Вокруг бурлила новая жизнь. Как на дрожжах поднимались сомнительные состояния «новых русских», вчерашних бандитов, ларечников и «пивников» — а во дворе, рядом с потрепанным «запорожцем» Ройтмана все теснее становилось от расфуфыренных иномарок.
Временами Павел чувствовал себя отставшим от поезда пассажиром.
Что же поделаешь? Не дано ему ни наследства богатого, ни семи пядей во лбу… Впрочем, надежда умирает последней.
— Кстати, действительно последний, — отметил Виктор.
— Что? — встрепенулся брат.
— Бутерброд был, я говорю, последний. Больше нет.
— Да ты что! Серьезно?
— Деньги закончились. Завтра и не представляю, что жрать буду.
— Я бы одолжил, — виновато пожал плечами Павел. — Но ты же знаешь… Сам на мели.
— Ладно, — отмахнулся Виктор. — Чего уж тут.
Он аккуратно вымыл обе чашки, а хлебные крошки стряхнул прямо на кухонный пол:
— Все! Завтрак окончен.
— Наверное, и обед тоже, — Павел ткнул пальцем в циферблат часов:
— А дальше что?
— Ужин? — смутился Виктор.
— Я о жизни говорю, братан! Как дальше жить будем?
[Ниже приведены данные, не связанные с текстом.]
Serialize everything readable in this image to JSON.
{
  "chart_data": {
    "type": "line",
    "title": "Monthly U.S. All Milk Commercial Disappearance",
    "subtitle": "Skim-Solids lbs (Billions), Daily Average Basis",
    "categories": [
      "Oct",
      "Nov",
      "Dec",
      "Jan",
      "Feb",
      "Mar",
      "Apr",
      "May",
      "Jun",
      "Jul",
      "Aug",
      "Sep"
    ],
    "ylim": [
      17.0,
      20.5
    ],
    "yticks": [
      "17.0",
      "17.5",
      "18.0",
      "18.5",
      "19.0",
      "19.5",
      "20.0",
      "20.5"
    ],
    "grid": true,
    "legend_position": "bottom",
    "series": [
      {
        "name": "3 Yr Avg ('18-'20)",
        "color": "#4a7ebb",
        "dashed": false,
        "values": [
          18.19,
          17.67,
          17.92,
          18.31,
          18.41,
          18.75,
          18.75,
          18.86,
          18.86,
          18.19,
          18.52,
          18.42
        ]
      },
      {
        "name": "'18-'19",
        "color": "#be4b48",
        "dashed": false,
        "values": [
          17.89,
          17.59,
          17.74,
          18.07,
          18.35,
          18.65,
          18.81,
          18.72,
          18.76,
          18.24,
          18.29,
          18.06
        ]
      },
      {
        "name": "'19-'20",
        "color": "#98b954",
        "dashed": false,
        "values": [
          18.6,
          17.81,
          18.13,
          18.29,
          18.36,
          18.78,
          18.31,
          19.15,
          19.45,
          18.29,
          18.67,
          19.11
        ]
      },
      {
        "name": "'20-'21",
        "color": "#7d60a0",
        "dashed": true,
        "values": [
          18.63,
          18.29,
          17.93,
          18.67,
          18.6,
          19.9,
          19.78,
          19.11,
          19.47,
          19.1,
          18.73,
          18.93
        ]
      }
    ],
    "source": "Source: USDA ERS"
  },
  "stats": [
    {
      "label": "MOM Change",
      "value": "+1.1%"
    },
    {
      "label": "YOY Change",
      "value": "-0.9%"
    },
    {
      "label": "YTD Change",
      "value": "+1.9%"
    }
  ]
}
Ройтман приспособил пустой коробок под пепельницу и закурил:
— Может, опять в извоз?
— Нет, не получится.
— Почему же так? Надоело?
— Нет. Машина моя совсем сдохла… Того и гляди — на месте развалится! Продавать надо, в общем.
— Ну, продашь… И что потом?
— Не знаю, — вздохнул Рогов. — Если даже на какую-то работу и устроюсь, все равно деньги только через месяц выплатят.
Он присел напротиив брата и тоже закурил:
— А у меня их сейчас нет, понимаешь? Сейчас.
— Как не понять! — Посочувствовал Павел. — Вот если бы коммерцию какую-нибудь организовать… Ларечек поставить, или ещё чего-нибудь?
Но сам же первый и рассмеялся:
— Хотя, один раз уже попробовали! Организовали… Денег хапнули подставляй лопату.